RB 35/2007 Achievement of the conditions precedent and Amendment to Agreement and Plan of Merger
02-07-2007

With reference to the Agreement and Plan of Merger (“Merger Agreement”) dated 20 May 2007 (RB 20/2007 dated 21st May 2007) and RB 33/2007 dated 2nd July 2007, the Management Board of AmRest Holdings N.V. (AmRest) informs that major conditions precedent to the final conclusion of the Merger Agreement such as successful completion of Due Diligence of US Strategies, Inc. as well as acquiring shareholders’ approval for the transaction, have been satisfied.
 
As a result, on the 2nd July 2007, US Strategies, Inc. (“USSI”) was merged with AmRest Acquisition Subsidiary, Inc. (“AA Subsidiary”). The surviving corporation is AA Subsidiary. Before the merger USSI had 91% shareholding in OOO Pizza Nord. The remaining 9%, held by minority shareholders, was acquired by American Restaurants Sp. z o.o., the 100% subsidiary of AmRest.
 
Simultaneously, on the 2nd of July 2007, the Amendment to Agreement and Plan of Merger (“The Amendment”) was signed between AmRest, AA Subsidiary, USSI and Michael Tseytin (“Controlling Shareholder”).
 
Under the Amendment the Preliminary Merger Consideration was decreased to USD 47.0 million, made up of two portions:
(i) cash - in the amount of USD 25.4 million (Cash Portion), and
(ii) 427,666 AmRest shares – equivalent of USD 21.6 million (Stock Portion).

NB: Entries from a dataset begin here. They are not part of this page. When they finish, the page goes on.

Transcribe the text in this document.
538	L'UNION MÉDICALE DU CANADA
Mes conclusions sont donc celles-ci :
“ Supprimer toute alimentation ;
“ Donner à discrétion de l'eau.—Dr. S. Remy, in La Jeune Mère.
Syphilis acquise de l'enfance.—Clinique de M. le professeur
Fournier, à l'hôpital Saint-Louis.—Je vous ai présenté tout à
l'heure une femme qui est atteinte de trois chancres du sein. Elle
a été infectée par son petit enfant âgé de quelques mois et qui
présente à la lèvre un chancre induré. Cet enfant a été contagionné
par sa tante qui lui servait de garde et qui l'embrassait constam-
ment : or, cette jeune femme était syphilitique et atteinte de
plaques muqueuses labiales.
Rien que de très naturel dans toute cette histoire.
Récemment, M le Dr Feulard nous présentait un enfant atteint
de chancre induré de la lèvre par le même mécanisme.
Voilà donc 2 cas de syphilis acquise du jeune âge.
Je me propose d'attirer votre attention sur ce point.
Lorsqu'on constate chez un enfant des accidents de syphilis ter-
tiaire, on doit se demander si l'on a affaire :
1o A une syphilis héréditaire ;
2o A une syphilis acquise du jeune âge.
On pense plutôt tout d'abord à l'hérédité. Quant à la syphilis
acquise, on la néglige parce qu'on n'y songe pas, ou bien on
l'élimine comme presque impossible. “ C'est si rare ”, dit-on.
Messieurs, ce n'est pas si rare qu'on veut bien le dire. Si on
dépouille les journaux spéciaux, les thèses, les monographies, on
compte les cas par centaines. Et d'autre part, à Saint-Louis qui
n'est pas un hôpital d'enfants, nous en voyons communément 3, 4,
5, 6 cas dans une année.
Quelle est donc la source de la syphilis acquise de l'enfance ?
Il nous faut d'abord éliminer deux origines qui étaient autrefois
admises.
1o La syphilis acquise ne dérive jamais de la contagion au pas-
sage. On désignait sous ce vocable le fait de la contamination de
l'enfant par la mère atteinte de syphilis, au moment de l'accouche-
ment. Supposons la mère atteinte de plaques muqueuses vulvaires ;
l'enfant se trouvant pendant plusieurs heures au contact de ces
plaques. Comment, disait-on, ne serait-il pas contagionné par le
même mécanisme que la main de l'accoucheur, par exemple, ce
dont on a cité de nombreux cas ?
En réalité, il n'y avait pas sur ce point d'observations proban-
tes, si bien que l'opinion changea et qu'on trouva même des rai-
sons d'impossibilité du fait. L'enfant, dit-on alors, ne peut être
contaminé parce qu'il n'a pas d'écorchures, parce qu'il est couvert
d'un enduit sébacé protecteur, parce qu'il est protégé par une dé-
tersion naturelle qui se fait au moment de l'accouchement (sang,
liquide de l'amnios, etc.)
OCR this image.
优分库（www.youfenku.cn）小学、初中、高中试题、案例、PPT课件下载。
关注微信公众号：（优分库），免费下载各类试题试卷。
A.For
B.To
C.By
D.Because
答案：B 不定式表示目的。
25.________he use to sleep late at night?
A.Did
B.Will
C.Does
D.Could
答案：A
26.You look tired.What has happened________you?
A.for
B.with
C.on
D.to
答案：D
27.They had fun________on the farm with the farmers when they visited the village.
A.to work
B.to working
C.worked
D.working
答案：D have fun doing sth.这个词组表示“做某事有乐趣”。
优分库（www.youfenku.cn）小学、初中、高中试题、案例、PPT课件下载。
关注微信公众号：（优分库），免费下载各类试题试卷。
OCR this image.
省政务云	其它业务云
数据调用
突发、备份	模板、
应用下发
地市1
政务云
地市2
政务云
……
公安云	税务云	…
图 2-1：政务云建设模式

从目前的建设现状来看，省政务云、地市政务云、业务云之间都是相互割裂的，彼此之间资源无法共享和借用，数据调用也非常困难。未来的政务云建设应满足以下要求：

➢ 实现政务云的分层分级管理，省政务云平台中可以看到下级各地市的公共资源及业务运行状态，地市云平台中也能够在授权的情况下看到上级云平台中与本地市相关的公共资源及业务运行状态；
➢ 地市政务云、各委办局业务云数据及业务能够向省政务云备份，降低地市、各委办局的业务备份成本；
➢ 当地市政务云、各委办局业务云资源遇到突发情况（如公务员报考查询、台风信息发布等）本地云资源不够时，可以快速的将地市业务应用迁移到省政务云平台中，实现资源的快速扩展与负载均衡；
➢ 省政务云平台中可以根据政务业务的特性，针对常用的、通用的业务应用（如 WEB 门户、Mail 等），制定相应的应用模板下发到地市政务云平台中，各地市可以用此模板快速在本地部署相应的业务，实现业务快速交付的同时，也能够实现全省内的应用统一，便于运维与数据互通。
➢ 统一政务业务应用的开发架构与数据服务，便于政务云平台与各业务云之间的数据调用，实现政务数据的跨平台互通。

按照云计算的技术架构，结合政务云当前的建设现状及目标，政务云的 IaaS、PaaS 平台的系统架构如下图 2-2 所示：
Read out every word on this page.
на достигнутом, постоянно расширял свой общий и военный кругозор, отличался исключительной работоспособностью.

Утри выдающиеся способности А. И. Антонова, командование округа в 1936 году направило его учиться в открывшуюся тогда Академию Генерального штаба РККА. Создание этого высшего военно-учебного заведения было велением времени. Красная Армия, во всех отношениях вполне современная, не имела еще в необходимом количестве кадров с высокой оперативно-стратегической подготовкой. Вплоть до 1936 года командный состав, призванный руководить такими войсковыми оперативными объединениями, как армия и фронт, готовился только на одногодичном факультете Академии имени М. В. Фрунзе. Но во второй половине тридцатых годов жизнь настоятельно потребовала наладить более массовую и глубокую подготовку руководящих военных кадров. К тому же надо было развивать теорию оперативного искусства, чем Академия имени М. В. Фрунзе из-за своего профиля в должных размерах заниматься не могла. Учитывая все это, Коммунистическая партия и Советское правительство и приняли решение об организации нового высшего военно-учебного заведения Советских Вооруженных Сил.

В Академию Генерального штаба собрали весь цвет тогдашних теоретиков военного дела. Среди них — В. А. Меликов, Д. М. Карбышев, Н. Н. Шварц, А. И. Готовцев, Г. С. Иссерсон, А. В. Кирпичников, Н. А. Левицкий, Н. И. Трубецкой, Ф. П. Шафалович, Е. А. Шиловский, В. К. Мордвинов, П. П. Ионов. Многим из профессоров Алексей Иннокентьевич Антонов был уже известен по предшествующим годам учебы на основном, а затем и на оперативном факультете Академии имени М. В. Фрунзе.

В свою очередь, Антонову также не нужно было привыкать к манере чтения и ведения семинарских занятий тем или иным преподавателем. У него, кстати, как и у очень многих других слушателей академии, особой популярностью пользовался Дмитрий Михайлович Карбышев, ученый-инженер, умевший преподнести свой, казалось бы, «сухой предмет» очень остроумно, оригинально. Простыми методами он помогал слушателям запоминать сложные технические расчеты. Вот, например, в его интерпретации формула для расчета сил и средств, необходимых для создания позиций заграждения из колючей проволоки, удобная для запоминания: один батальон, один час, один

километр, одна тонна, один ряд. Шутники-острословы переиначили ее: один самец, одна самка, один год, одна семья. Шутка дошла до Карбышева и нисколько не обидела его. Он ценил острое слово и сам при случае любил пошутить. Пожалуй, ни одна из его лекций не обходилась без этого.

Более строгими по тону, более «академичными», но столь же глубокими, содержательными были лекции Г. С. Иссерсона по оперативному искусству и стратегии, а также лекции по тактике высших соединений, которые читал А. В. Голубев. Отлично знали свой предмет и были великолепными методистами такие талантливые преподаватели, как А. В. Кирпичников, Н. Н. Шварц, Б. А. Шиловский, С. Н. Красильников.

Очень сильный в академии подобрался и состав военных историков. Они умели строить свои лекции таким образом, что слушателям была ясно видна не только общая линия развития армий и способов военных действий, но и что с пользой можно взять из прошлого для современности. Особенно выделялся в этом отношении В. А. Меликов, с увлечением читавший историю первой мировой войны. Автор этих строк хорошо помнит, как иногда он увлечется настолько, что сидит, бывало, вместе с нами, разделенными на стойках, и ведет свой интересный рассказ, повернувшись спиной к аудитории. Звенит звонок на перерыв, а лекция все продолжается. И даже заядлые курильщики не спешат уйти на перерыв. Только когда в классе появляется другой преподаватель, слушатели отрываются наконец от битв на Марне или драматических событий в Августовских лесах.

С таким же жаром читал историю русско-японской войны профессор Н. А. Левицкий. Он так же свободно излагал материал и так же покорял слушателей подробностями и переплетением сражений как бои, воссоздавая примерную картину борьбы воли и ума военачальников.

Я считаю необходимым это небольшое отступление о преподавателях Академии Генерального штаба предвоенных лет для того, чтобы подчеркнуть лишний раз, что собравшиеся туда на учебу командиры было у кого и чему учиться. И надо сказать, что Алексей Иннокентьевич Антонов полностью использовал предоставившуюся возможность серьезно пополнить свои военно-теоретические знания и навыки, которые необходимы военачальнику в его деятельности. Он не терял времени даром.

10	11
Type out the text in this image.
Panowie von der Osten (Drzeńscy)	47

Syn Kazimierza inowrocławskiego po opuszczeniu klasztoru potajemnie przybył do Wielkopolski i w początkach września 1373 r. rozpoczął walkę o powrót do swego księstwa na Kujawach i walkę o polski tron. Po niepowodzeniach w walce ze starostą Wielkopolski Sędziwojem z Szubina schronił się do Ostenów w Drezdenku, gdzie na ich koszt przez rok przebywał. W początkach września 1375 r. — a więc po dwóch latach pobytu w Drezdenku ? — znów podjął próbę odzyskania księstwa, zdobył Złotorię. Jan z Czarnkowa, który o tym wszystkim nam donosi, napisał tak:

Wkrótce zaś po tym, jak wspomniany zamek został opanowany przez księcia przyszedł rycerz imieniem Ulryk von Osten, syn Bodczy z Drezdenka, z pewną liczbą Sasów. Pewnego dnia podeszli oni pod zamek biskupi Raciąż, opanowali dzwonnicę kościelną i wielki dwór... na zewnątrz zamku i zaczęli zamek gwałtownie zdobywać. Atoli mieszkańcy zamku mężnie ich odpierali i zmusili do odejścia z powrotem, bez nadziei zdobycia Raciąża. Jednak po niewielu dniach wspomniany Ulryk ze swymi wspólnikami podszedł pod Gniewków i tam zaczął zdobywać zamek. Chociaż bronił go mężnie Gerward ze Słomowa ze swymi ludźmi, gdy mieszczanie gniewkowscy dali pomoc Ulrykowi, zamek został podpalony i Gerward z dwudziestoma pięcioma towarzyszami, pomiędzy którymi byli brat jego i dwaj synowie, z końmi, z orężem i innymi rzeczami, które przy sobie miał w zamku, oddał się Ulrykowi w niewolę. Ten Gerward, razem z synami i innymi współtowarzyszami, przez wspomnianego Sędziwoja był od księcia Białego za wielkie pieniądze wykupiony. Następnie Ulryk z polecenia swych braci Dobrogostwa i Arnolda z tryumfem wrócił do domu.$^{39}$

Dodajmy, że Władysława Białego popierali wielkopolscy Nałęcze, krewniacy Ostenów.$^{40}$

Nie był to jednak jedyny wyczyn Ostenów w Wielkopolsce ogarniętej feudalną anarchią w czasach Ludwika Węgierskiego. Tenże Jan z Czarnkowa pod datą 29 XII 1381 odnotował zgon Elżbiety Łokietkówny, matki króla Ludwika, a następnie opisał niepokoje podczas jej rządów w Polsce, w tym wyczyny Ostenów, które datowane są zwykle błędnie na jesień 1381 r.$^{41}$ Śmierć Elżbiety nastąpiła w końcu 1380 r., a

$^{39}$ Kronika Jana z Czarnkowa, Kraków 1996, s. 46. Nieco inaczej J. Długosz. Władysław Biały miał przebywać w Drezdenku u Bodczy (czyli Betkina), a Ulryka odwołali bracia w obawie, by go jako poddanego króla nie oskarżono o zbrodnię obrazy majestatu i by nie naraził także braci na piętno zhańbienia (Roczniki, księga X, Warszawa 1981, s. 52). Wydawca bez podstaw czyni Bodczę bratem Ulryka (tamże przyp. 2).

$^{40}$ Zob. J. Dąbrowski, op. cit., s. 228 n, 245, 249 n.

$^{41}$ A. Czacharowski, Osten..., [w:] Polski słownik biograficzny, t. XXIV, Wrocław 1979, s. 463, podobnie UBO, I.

In addition to the above, the equivalent of USD 12.0 million will be settled in 242,940 AmRest shares (Additional Stock Portion). The Additional Stock Portion reflects mainly the fact that merged company will assume USD 10.5 million of long term debt instead of originally estimated USD 21.5 million.
 
Pursuant to the Merger Agreement and the Amendment all of USSI Shares were converted into and exchanged for the right to receive (i) ninety-one percent (91%) of the Preliminary Merger Consideration, and (ii) one hundred percent (100%) of the Additional Stock Portion.
 
The remaining 9% of the Preliminary Merger Consideration will be paid for the minority (9%) shareholding in OOO Pizza Nord. The minority shareholding in OOO Pizza Nord was acquired by American Restaurants Sp. z o.o., 100% subsidiary of AmRest, based on separate purchase and sell agreements with 3 key senior managers of Pizza Nord concluded on 2nd July 2007.
 
Total of 670,606 shares were borrowed from International Restaurant Investments, LLC for the purpose of finalizing the Merger Agreement. The shares will be delivered to the Controlling Shareholder’s and three key managers’ accounts held with UniCredit CAIB Polska S.A. At the same, pursuant to the Share Pledge Agreements concluded on the 2nd of July 2007, all the shares will be pledged for a period of up to 5 years.
 
Pursuant to the Amendment, if the Adjustment Period EBITDA is more than 21% of Adjustment Period Gross Sale, the number of shares representing Additional Stock Portion shall be automatically and immediately released to Controlling Shareholder. The remaining Pledged Shares shall be released as follows:
(i)        from and after the date falling five (5) days after the Adjustment Period Settlement Date (30 June 2008), one-fifth (1/5) of the remaining pledged shares;
(ii)       from and after July 1, 2009, one-fourth (1/4) of the remaining pledged shares;
(iii)      from and after July 1, 2010, one-third (1/3) of the remaining pledged shares;
(iv)             from and after July 1, 2011, one-half (1/2) of the remaining pledged shares;
(v)               from and after the end of July 1, 2012, all of the remaining pledged shares.
 
Additionally, by virtue of the Amendment, Controlling Shareholder will guarantee the continuity of the current Pizza Nord restaurant lease agreements in the period of 5 years following the end of Adjustment Period (1st July 2008). If any Pizza Nord restaurant shall be closed by the lessor in the above mentioned period, the Controlling Shareholder shall pay AmRest the relevant liability calculated as 91% of Adjustment Period Value attributable by respective restaurant (in proportion to period of forced closure and 5 years). 
 
 
 
Legal act:
Ustawa o ofercie z dnia 29 lipca 2005 art. 56. ust. 1 punkt 2.